Conrad Black has offered to voluntarily report to the Ontario Securities Commission before accepting a role as an officer or director of a public company, proposing the idea as an alternative to being permanently banned from holding the positions.

Lawyer Peter Howard, who is representing Mr. Black, told an OSC hearing Tuesday his client should not face penalties in Ontario over his role in a fraud at Hollinger International Inc. because he presents no threat to Ontario's capital markets and would never be in a position to commit the same crime again.

While Mr. Black does not deserve to be banned from serving as a director or officer, Mr. Howard said he would voluntarily commit to giving the OSC advance notice before accepting such a position in the future. Mr. Howard acknowledged such notification could lead to complaints about the appointment.

"You could imagine [OSC] staff's input to the reporting issuer," Mr. Howard said in closing arguments at the conclusion of the OSC's hearing in the case.

Mr. Black testified earlier in October at the hearing, saying he has "absolutely no desire" to be a director or officer of a public company, but said he is fighting the OSC's efforts to ban him because he resents the implication that he is unfit for the job.

The OSC is seeking to ban Mr. Black and former Hollinger executive John Boultbee from serving as directors or officers of public companies in Ontario and from working as registrants in the financial services sector because of their involvement in a fraud at newspaper company and their convictions in U.S. federal court.

The OSC is basing its case on the fact Mr. Black and Mr. Boultbee were convicted criminally in the U.S. for taking what it calls "contrived" non-competition payments from the proceeds of the sale of Hollinger newspapers.
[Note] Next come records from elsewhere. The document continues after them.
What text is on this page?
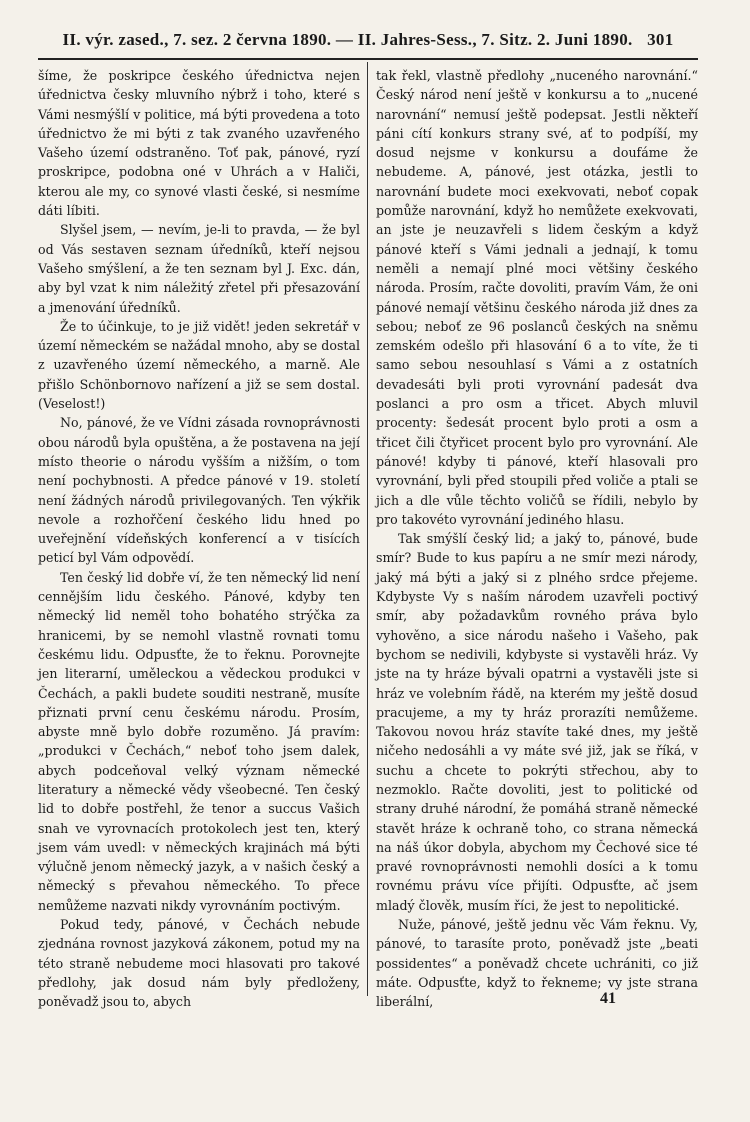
II. výr. zased., 7. sez. 2 června 1890. — II. Jahres-Sess., 7. Sitz. 2. Juni 1890. 301

šíme, že poskripce českého úřednictva nejen úřednictva česky mluvního nýbrž i toho, které s Vámi nesmýšlí v politice, má býti provedena a toto úřednictvo že mi býti z tak zvaného uzavřeného Vašeho území odstraněno. Toť pak, pánové, ryzí proskripce, podobna oné v Uhrách a v Haliči, kterou ale my, co synové vlasti české, si nesmíme dáti líbiti.

Slyšel jsem, — nevím, je-li to pravda, — že byl od Vás sestaven seznam úředníků, kteří nejsou Vašeho smýšlení, a že ten seznam byl J. Exc. dán, aby byl vzat k nim náležitý zřetel při přesazování a jmenování úředníků.

Že to účinkuje, to je již vidět! jeden sekretář v území německém se nažádal mnoho, aby se dostal z uzavřeného území německého, a marně. Ale přišlo Schönbornovo nařízení a již se sem dostal. (Veselost!)

No, pánové, že ve Vídni zásada rovnoprávnosti obou národů byla opuštěna, a že postavena na její místo theorie o národu vyšším a nižším, o tom není pochybnosti. A předce pánové v 19. století není žádných národů privilegovaných. Ten výkřik nevole a rozhořčení českého lidu hned po uveřejnění vídeňských konferencí a v tisících peticí byl Vám odpovědí.

Ten český lid dobře ví, že ten německý lid není cennějším lidu českého. Pánové, kdyby ten německý lid neměl toho bohatého strýčka za hranicemi, by se nemohl vlastně rovnati tomu českému lidu. Odpusťte, že to řeknu. Porovnejte jen literarní, uměleckou a vědeckou produkci v Čechách, a pakli budete souditi nestraně, musíte přiznati první cenu českému národu. Prosím, abyste mně bylo dobře rozuměno. Já pravím: „produkci v Čechách,“ neboť toho jsem dalek, abych podceňoval velký význam německé literatury a německé vědy všeobecné. Ten český lid to dobře postřehl, že tenor a succus Vašich snah ve vyrovnacích protokolech jest ten, který jsem vám uvedl: v německých krajinách má býti výlučně jenom německý jazyk, a v našich český a německý s převahou německého. To přece nemůžeme nazvati nikdy vyrovnáním poctivým.

Pokud tedy, pánové, v Čechách nebude zjednána rovnost jazyková zákonem, potud my na této straně nebudeme moci hlasovati pro takové předlohy, jak dosud nám byly předloženy, poněvadž jsou to, abych

tak řekl, vlastně předlohy „nuceného narovnání.“ Český národ není ještě v konkursu a to „nucené narovnání“ nemusí ještě podepsat. Jestli někteří páni cítí konkurs strany své, ať to podpíší, my dosud nejsme v konkursu a doufáme že nebudeme. A, pánové, jest otázka, jestli to narovnání budete moci exekvovati, neboť copak pomůže narovnání, když ho nemůžete exekvovati, an jste je neuzavřeli s lidem českým a když pánové kteří s Vámi jednali a jednají, k tomu neměli a nemají plné moci většiny českého národa. Prosím, račte dovoliti, pravím Vám, že oni pánové nemají většinu českého národa již dnes za sebou; neboť ze 96 poslanců českých na sněmu zemském odešlo při hlasování 6 a to víte, že ti samo sebou nesouhlasí s Vámi a z ostatních devadesáti byli proti vyrovnání padesát dva poslanci a pro osm a třicet. Abych mluvil procenty: šedesát procent bylo proti a osm a třicet čili čtyřicet procent bylo pro vyrovnání. Ale pánové! kdyby ti pánové, kteří hlasovali pro vyrovnání, byli před stoupili před voliče a ptali se jich a dle vůle těchto voličů se řídili, nebylo by pro takovéto vyrovnání jediného hlasu.

Tak smýšlí český lid; a jaký to, pánové, bude smír? Bude to kus papíru a ne smír mezi národy, jaký má býti a jaký si z plného srdce přejeme. Kdybyste Vy s naším národem uzavřeli poctivý smír, aby požadavkům rovného práva bylo vyhověno, a sice národu našeho i Vašeho, pak bychom se nedivili, kdybyste si vystavěli hráz. Vy jste na ty hráze bývali opatrni a vystavěli jste si hráz ve volebním řádě, na kterém my ještě dosud pracujeme, a my ty hráz prorazíti nemůžeme. Takovou novou hráz stavíte také dnes, my ještě ničeho nedosáhli a vy máte své již, jak se říká, v suchu a chcete to pokrýti střechou, aby to nezmoklo. Račte dovoliti, jest to politické od strany druhé národní, že pomáhá straně německé stavět hráze k ochraně toho, co strana německá na náš úkor dobyla, abychom my Čechové sice té pravé rovnoprávnosti nemohli dosíci a k tomu rovnému právu více přijíti. Odpusťte, ač jsem mladý člověk, musím říci, že jest to nepolitické.

Nuže, pánové, ještě jednu věc Vám řeknu. Vy, pánové, to tarasíte proto, poněvadž jste „beati possidentes“ a poněvadž chcete uchrániti, co již máte. Odpusťte, když to řekneme; vy jste strana liberální,	41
Mr. Black was also convicted of obstruction of justice for removing boxes of materials from Hollinger's office in Toronto without authorization.

OSC lawyer Anna Perschy told the hearing Tuesday that the OSC has to maintain high standards of fitness for people who serve as directors or officers of companies, and "it is simply not in the public's interest" to allow people convicted of defrauding a public company to continue holding the same sort of positions in the future.
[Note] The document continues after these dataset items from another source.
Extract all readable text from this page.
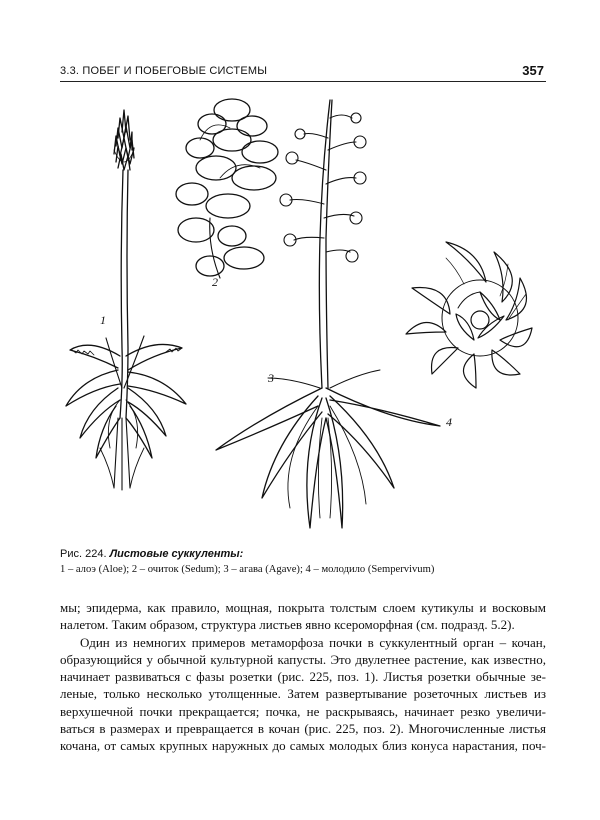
3.3. ПОБЕГ И ПОБЕГОВЫЕ СИСТЕМЫ	357
1
2
3
4
Рис. 224. Листовые суккуленты:
1 – алоэ (Aloe); 2 – очиток (Sedum); 3 – агава (Agave); 4 – молодило (Sempervivum)
мы; эпидерма, как правило, мощная, покрыта толстым слоем кутикулы и восковым
налетом. Таким образом, структура листьев явно ксероморфная (см. подразд. 5.2).
Один из немногих примеров метаморфоза почки в суккулентный орган – кочан,
образующийся у обычной культурной капусты. Это двулетнее растение, как известно,
начинает развиваться с фазы розетки (рис. 225, поз. 1). Листья розетки обычные зе-
леные, только несколько утолщенные. Затем развертывание розеточных листьев из
верхушечной почки прекращается; почка, не раскрываясь, начинает резко увеличи-
ваться в размерах и превращается в кочан (рис. 225, поз. 2). Многочисленные листья
кочана, от самых крупных наружных до самых молодых близ конуса нарастания, поч-
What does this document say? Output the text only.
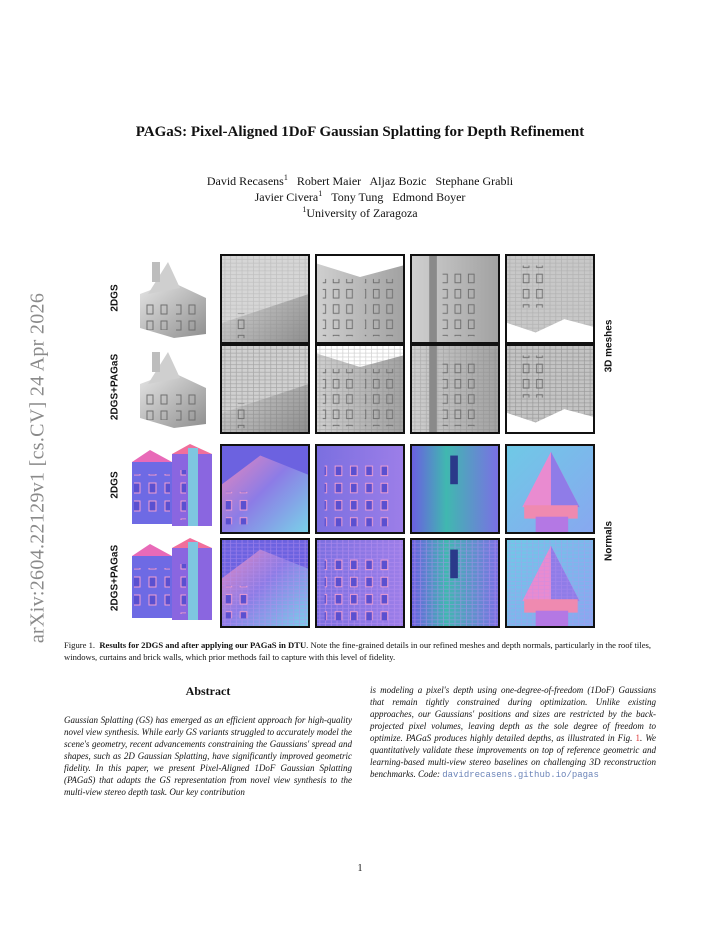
arXiv:2604.22129v1 [cs.CV] 24 Apr 2026
PAGaS: Pixel-Aligned 1DoF Gaussian Splatting for Depth Refinement
David Recasens$^1$ Robert Maier   Aljaz Bozic   Stephane Grabli
Javier Civera$^1$ Tony Tung   Edmond Boyer
$^1$University of Zaragoza
2DGS
2DGS+PAGaS
2DGS
2DGS+PAGaS
3D meshes
Normals
Figure 1. Results for 2DGS and after applying our PAGaS in DTU. Note the fine-grained details in our refined meshes and depth normals, particularly in the roof tiles, windows, curtains and brick walls, which prior methods fail to capture with this level of fidelity.
Abstract
Gaussian Splatting (GS) has emerged as an efficient approach for high-quality novel view synthesis. While early GS variants struggled to accurately model the scene's geometry, recent advancements constraining the Gaussians' spread and shapes, such as 2D Gaussian Splatting, have significantly improved geometric fidelity. In this paper, we present Pixel-Aligned 1DoF Gaussian Splatting (PAGaS) that adapts the GS representation from novel view synthesis to the multi-view stereo depth task. Our key contribution
is modeling a pixel's depth using one-degree-of-freedom (1DoF) Gaussians that remain tightly constrained during optimization. Unlike existing approaches, our Gaussians' positions and sizes are restricted by the back-projected pixel volumes, leaving depth as the sole degree of freedom to optimize. PAGaS produces highly detailed depths, as illustrated in Fig. 1. We quantitatively validate these improvements on top of reference geometric and learning-based multi-view stereo baselines on challenging 3D reconstruction benchmarks. Code: davidrecasens.github.io/pagas
1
To allow it would send the message "such people are fit to hold such positions," Ms. Perschy said in an echo of Mr. Black's earlier comment about resenting being seen as unfit for the job.
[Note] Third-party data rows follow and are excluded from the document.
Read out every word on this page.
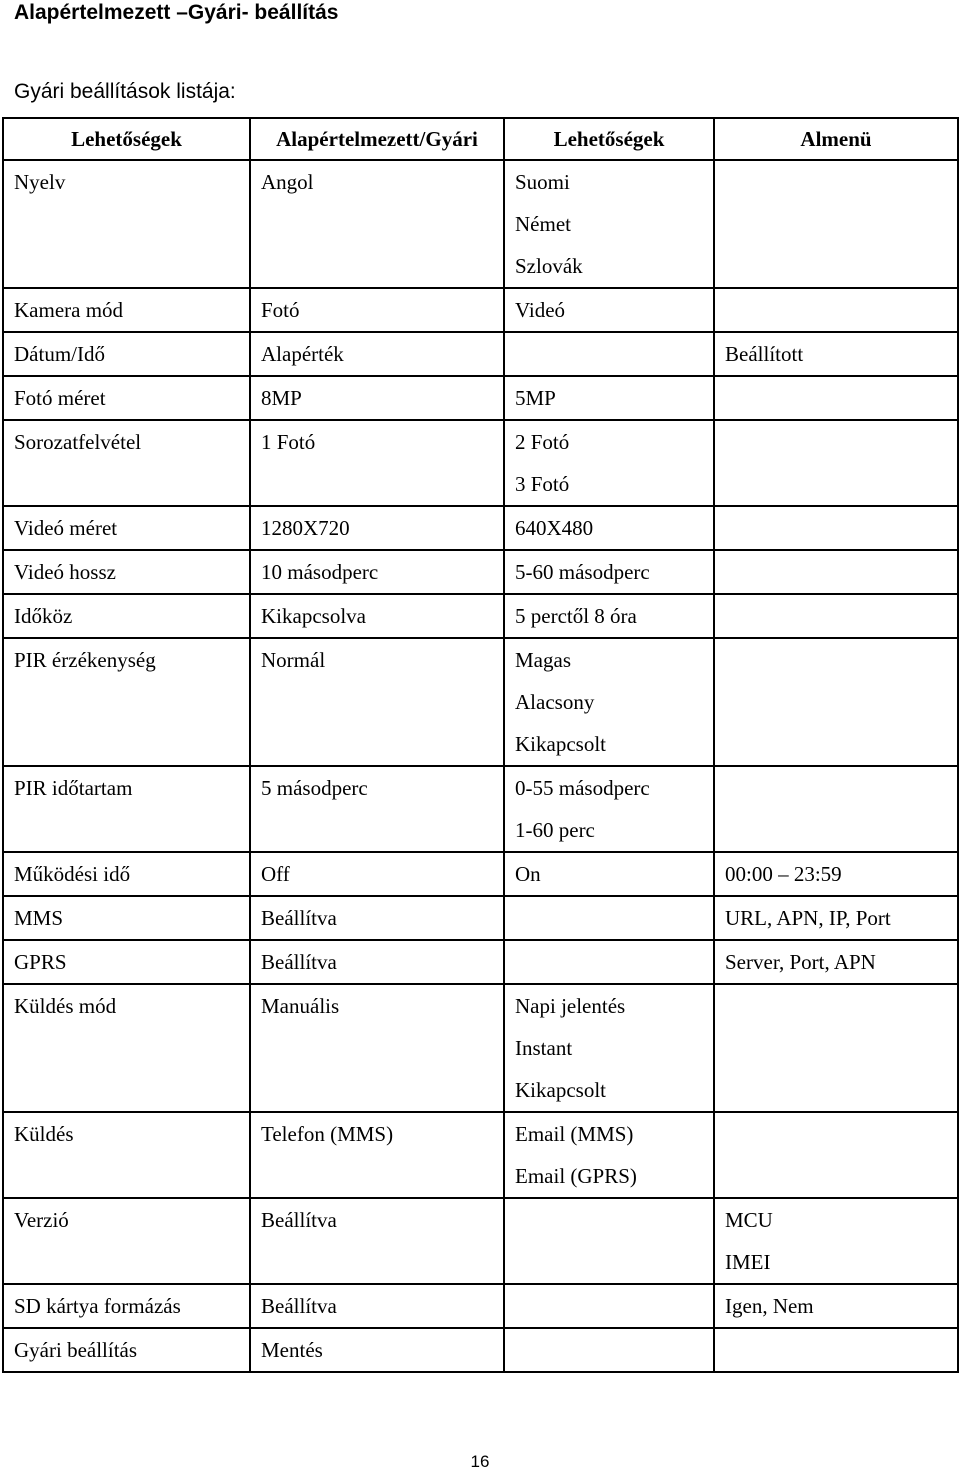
Alapértelmezett –Gyári- beállítás
Gyári beállítások listája:
Lehetőségek	Alapértelmezett/Gyári	Lehetőségek	Almenü

Nyelv	Angol	Suomi
Német
Szlovák	

Kamera mód	Fotó	Videó	

Dátum/Idő	Alapérték		Beállított

Fotó méret	8MP	5MP	

Sorozatfelvétel	1 Fotó	2 Fotó
3 Fotó	

Videó méret	1280X720	640X480	

Videó hossz	10 másodperc	5-60 másodperc	

Időköz	Kikapcsolva	5 perctől 8 óra	

PIR érzékenység	Normál	Magas
Alacsony
Kikapcsolt	

PIR időtartam	5 másodperc	0-55 másodperc
1-60 perc	

Működési idő	Off	On	00:00 – 23:59

MMS	Beállítva		URL, APN, IP, Port

GPRS	Beállítva		Server, Port, APN

Küldés mód	Manuális	Napi jelentés
Instant
Kikapcsolt	

Küldés	Telefon (MMS)	Email (MMS)
Email (GPRS)	

Verzió	Beállítva		MCU
IMEI

SD kártya formázás	Beállítva		Igen, Nem

Gyári beállítás	Mentés		

16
"It is not too much to expect that officers and directors not defraud the companies they manage," she told the hearing panel, adding investors in a company should not have to "gamble" on whether Mr. Black could reoffend.

Mr. Howard, however, said it is extremely unlikely Mr. Black could ever find himself again in a position where he had the authority to take improper non-competition payments. He added Mr. Black would have to be "bovine obtuse, or insane" to repeat the kind of breach that led to his obstruction of justice conviction in the United States.

It is unfair that staff is saying, "one strike and not only are you out, the game is over," Mr. Howard added.

He said there is also no need for the OSC to penalize Mr. Black further after he served three years in a U.S. prison for his crimes, saying it would amount to "heaping insult upon injury." Any message of general deterrence to others was delivered already by his criminal conviction, Mr. Howard said.

"Even a fraction of his ordeal is general deterrence, so that's been addressed," he said.

OSC commissioner Christopher Portner, who is heading the hearing panel, asked why the OSC is additionally seeking a ban on Mr. Black's ability to trade securities in Ontario when his crimes were not related to trading securities.

Ms. Perschy did not provide a detailed response, simply saying OSC staff felt a trading ban was appropriate because of the nature of the case. She said the director and officer bans are more important to OSC staff.

The OSC previously reached settlements with former Hollinger executives David Radler in 2012 and Peter Atkinson in 2013. Both agreed to lifetime bans from serving as directors or officers of public companies or as employees of financial companies.